Top Stories

Cafe at National Gallery apologises for removing art

UPSET: Renn (with glasses) and Aira taking down artwork from their exhibition at the the newly opened National Gallery Singapore. Their father uploaded a video on Saturday of a crying Aira but later removed the post.


    Nov 30, 2015

    Cafe at National Gallery apologises for removing art

    GALLERY & Co, a retail cafe in the newly opened National Gallery Singapore, has apologised for the abrupt closure of a local art exhibition by a pair of young artists on Saturday.

    When Renndom Met Airany: A Visual Duologue by Renn and Aira Lim, about the siblings growing up together and inspiring each other, had to be taken down due to an "error" on Gallery & Co's part, the cafe said in a statement on Facebook yesterday afternoon.

    The exhibition had gone up at the cafe last Tuesday - the day the National Gallery officially opened to the public - and had been due to run till Jan 24 next year.

    "The National Gallery has a sound policy that no art exhibitions can be launched at its premises which are not curated or approved by them," the statement said.

    Gallery & Co said the exhibition's concept had been approved by the National Gallery but the format of presentation - with the works hung on the walls - had not.

    The cafe added that the closure could have been prevented if it had sought greater clarity on the National Gallery's guidelines from the start.

    Gallery & Co combines a cafe and a retail space at National Gallery that curates specially designed products such as books and collectibles. It is co-owned by restauranteur Loh Lik Peng; Alwyn Chong, managing director of cosmetics and fragrance distributor Luxasia and Foreign Policy Design Group's Yah-Leng Yu and Arthur Chin.

    The incident gained attention on social media after the artists' parents - Pann Lim and his wife Claire - posted Facebook updates on the sudden closure of the show and the reactions of their kids.

    Mr Lim, who heads an advertising and design firm, also uploaded a video of a crying Aira but later took it down.

    He said that Renn and Aira had been working every weekend since the exhibition was commissioned in August, with Renn also juggling his studies in his Primary School Leaving Examination year.

    The family call themselves Holycrap after the initials of their names and bond by working on their own family magazines and art exhibitions.
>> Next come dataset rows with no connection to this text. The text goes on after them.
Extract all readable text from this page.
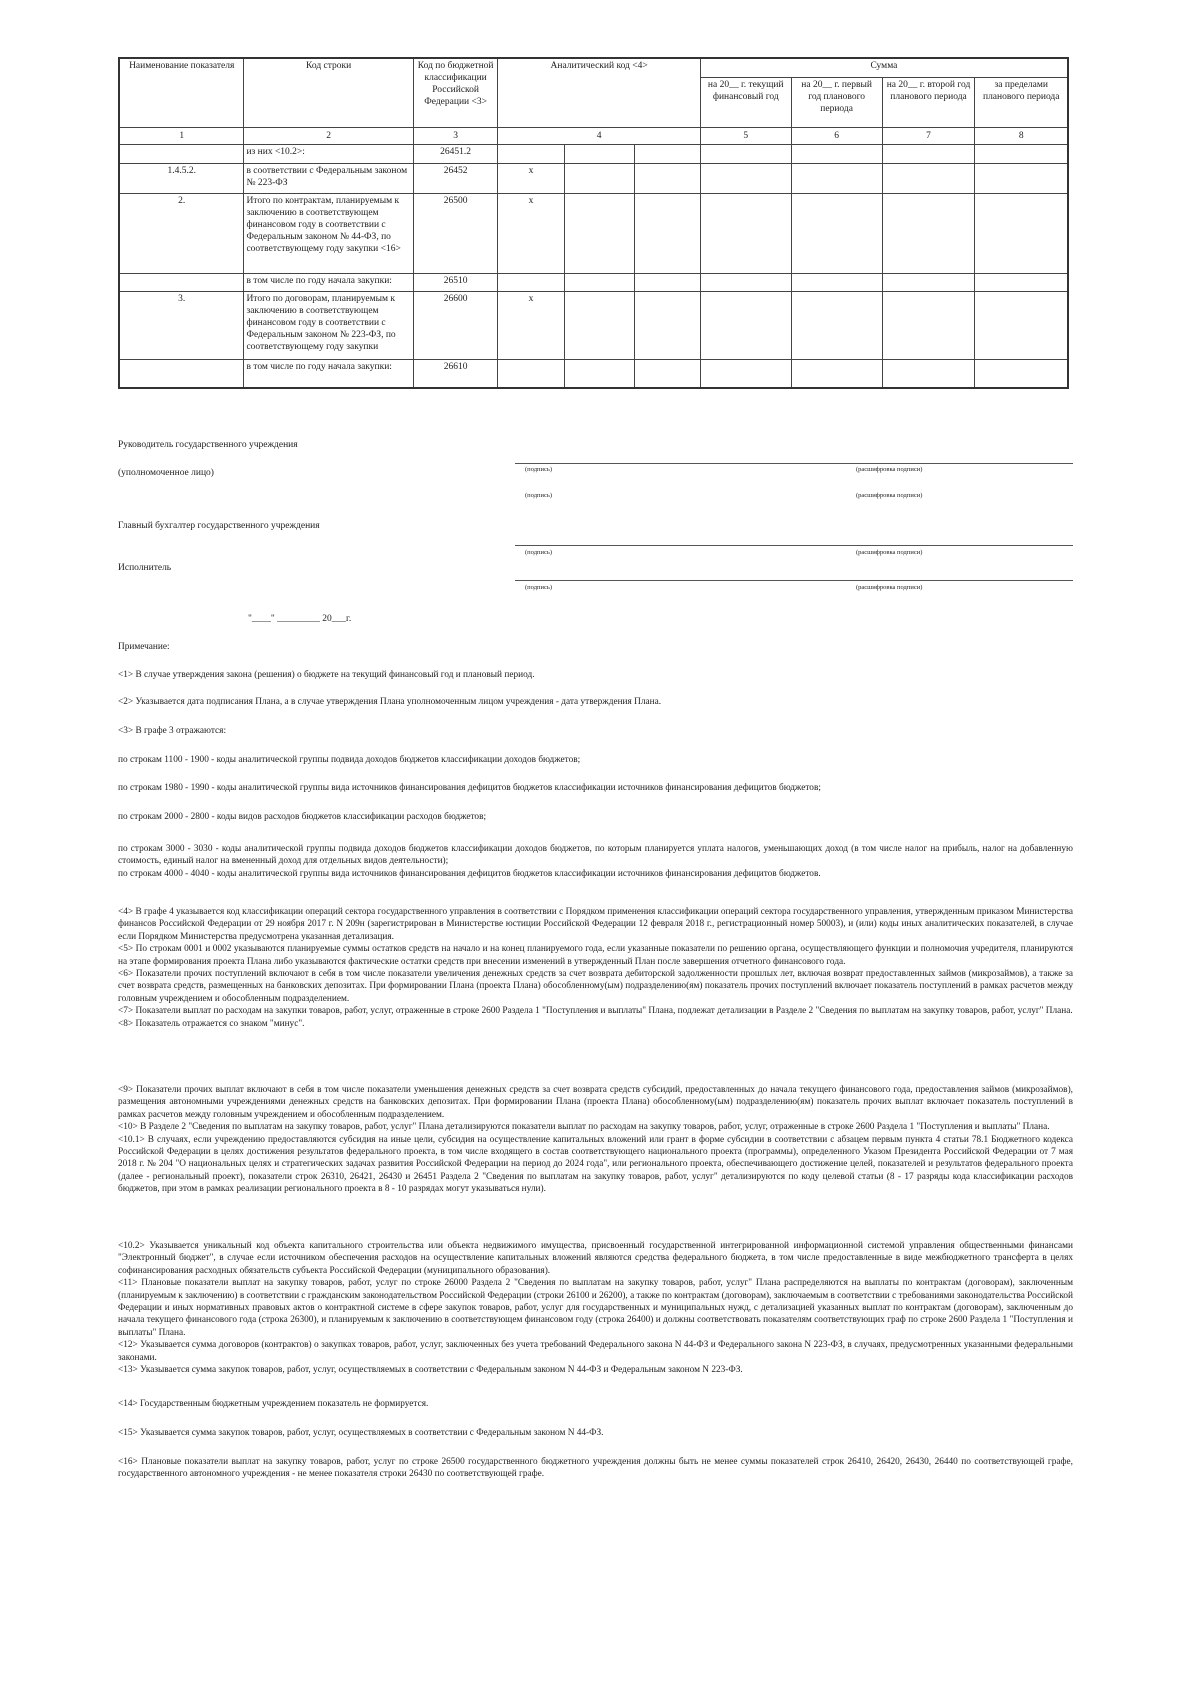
Наименование показателя	Код строки	Код по бюджетной классификации Российской Федерации <3>	Аналитический код <4>			Сумма			
						на 20__ г. текущий финансовый год	на 20__ г. первый год планового периода	на 20__ г. второй год планового периода	за пределами планового периода
1	2	3	4			5	6	7	8
	из них <10.2>:	26451.2							
1.4.5.2.	в соответствии с Федеральным законом № 223-ФЗ	26452	х						
2.	Итого по контрактам, планируемым к заключению в соответствующем финансовом году в соответствии с Федеральным законом № 44-ФЗ, по соответствующему году закупки <16>	26500	х						
	в том числе по году начала закупки:	26510							
3.	Итого по договорам, планируемым к заключению в соответствующем финансовом году в соответствии с Федеральным законом № 223-ФЗ, по соответствующему году закупки	26600	х						
	в том числе по году начала закупки:	26610							
Руководитель государственного учреждения
(уполномоченное лицо)	(подпись)	(расшифровка подписи)
(подпись)	(расшифровка подписи)
Главный бухгалтер государственного учреждения
(подпись)	(расшифровка подписи)
Исполнитель
(подпись)	(расшифровка подписи)
"____" _________ 20___г.
Примечание:
<1> В случае утверждения закона (решения) о бюджете на текущий финансовый год и плановый период.
<2> Указывается дата подписания Плана, а в случае утверждения Плана уполномоченным лицом учреждения - дата утверждения Плана.
<3> В графе 3 отражаются:
по строкам 1100 - 1900 - коды аналитической группы подвида доходов бюджетов классификации доходов бюджетов;
по строкам 1980 - 1990 - коды аналитической группы вида источников финансирования дефицитов бюджетов классификации источников финансирования дефицитов бюджетов;
по строкам 2000 - 2800 - коды видов расходов бюджетов классификации расходов бюджетов;
по строкам 3000 - 3030 - коды аналитической группы подвида доходов бюджетов классификации доходов бюджетов, по которым планируется уплата налогов, уменьшающих доход (в том числе налог на прибыль, налог на добавленную стоимость, единый налог на вмененный доход для отдельных видов деятельности);
по строкам 4000 - 4040 - коды аналитической группы вида источников финансирования дефицитов бюджетов классификации источников финансирования дефицитов бюджетов.
<4> В графе 4 указывается код классификации операций сектора государственного управления в соответствии с Порядком применения классификации операций сектора государственного управления, утвержденным приказом Министерства финансов Российской Федерации от 29 ноября 2017 г. N 209н (зарегистрирован в Министерстве юстиции Российской Федерации 12 февраля 2018 г., регистрационный номер 50003), и (или) коды иных аналитических показателей, в случае если Порядком Министерства предусмотрена указанная детализация.
<5> По строкам 0001 и 0002 указываются планируемые суммы остатков средств на начало и на конец планируемого года, если указанные показатели по решению органа, осуществляющего функции и полномочия учредителя, планируются на этапе формирования проекта Плана либо указываются фактические остатки средств при внесении изменений в утвержденный План после завершения отчетного финансового года.
<6> Показатели прочих поступлений включают в себя в том числе показатели увеличения денежных средств за счет возврата дебиторской задолженности прошлых лет, включая возврат предоставленных займов (микрозаймов), а также за счет возврата средств, размещенных на банковских депозитах. При формировании Плана (проекта Плана) обособленному(ым) подразделению(ям) показатель прочих поступлений включает показатель поступлений в рамках расчетов между головным учреждением и обособленным подразделением.
<7> Показатели выплат по расходам на закупки товаров, работ, услуг, отраженные в строке 2600 Раздела 1 "Поступления и выплаты" Плана, подлежат детализации в Разделе 2 "Сведения по выплатам на закупку товаров, работ, услуг" Плана.
<8> Показатель отражается со знаком "минус".
<9> Показатели прочих выплат включают в себя в том числе показатели уменьшения денежных средств за счет возврата средств субсидий, предоставленных до начала текущего финансового года, предоставления займов (микрозаймов), размещения автономными учреждениями денежных средств на банковских депозитах. При формировании Плана (проекта Плана) обособленному(ым) подразделению(ям) показатель прочих выплат включает показатель поступлений в рамках расчетов между головным учреждением и обособленным подразделением.
<10> В Разделе 2 "Сведения по выплатам на закупку товаров, работ, услуг" Плана детализируются показатели выплат по расходам на закупку товаров, работ, услуг, отраженные в строке 2600 Раздела 1 "Поступления и выплаты" Плана.
<10.1> В случаях, если учреждению предоставляются субсидия на иные цели, субсидия на осуществление капитальных вложений или грант в форме субсидии в соответствии с абзацем первым пункта 4 статьи 78.1 Бюджетного кодекса Российской Федерации в целях достижения результатов федерального проекта, в том числе входящего в состав соответствующего национального проекта (программы), определенного Указом Президента Российской Федерации от 7 мая 2018 г. № 204 "О национальных целях и стратегических задачах развития Российской Федерации на период до 2024 года", или регионального проекта, обеспечивающего достижение целей, показателей и результатов федерального проекта (далее - региональный проект), показатели строк 26310, 26421, 26430 и 26451 Раздела 2 "Сведения по выплатам на закупку товаров, работ, услуг" детализируются по коду целевой статьи (8 - 17 разряды кода классификации расходов бюджетов, при этом в рамках реализации регионального проекта в 8 - 10 разрядах могут указываться нули).
<10.2> Указывается уникальный код объекта капитального строительства или объекта недвижимого имущества, присвоенный государственной интегрированной информационной системой управления общественными финансами "Электронный бюджет", в случае если источником обеспечения расходов на осуществление капитальных вложений являются средства федерального бюджета, в том числе предоставленные в виде межбюджетного трансферта в целях софинансирования расходных обязательств субъекта Российской Федерации (муниципального образования).
<11> Плановые показатели выплат на закупку товаров, работ, услуг по строке 26000 Раздела 2 "Сведения по выплатам на закупку товаров, работ, услуг" Плана распределяются на выплаты по контрактам (договорам), заключенным (планируемым к заключению) в соответствии с гражданским законодательством Российской Федерации (строки 26100 и 26200), а также по контрактам (договорам), заключаемым в соответствии с требованиями законодательства Российской Федерации и иных нормативных правовых актов о контрактной системе в сфере закупок товаров, работ, услуг для государственных и муниципальных нужд, с детализацией указанных выплат по контрактам (договорам), заключенным до начала текущего финансового года (строка 26300), и планируемым к заключению в соответствующем финансовом году (строка 26400) и должны соответствовать показателям соответствующих граф по строке 2600 Раздела 1 "Поступления и выплаты" Плана.
<12> Указывается сумма договоров (контрактов) о закупках товаров, работ, услуг, заключенных без учета требований Федерального закона N 44-ФЗ и Федерального закона N 223-ФЗ, в случаях, предусмотренных указанными федеральными законами.
<13> Указывается сумма закупок товаров, работ, услуг, осуществляемых в соответствии с Федеральным законом N 44-ФЗ и Федеральным законом N 223-ФЗ.
<14> Государственным бюджетным учреждением показатель не формируется.
<15> Указывается сумма закупок товаров, работ, услуг, осуществляемых в соответствии с Федеральным законом N 44-ФЗ.
<16> Плановые показатели выплат на закупку товаров, работ, услуг по строке 26500 государственного бюджетного учреждения должны быть не менее суммы показателей строк 26410, 26420, 26430, 26440 по соответствующей графе, государственного автономного учреждения - не менее показателя строки 26430 по соответствующей графе.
    Many people have criticised the handling of the matter. Wrote netizen Waikin Chan: "Shame on you, National Gallery Singapore! On this opening weekend, you were supposed to celebrate ART but instead you chose to exercise and reinforce authoritarianism."

    In a statement to The Straits Times, a National Gallery spokesman said: "Gallery & Co did not communicate clearly to Holycrap that their agreement with the National Gallery does not permit them to stage exhibitions in their space, which is intended for retail and food and beverage."

    The spokesman added that the National Gallery had "suggested to Gallery & Co to offer Holycrap the option to convert their presentation into a workshop for the artists, alongside the plan to sell the handmade books by Holycrap as merchandise".

    "However, the parents of the artists have decided to remove the exhibition rather than take this option."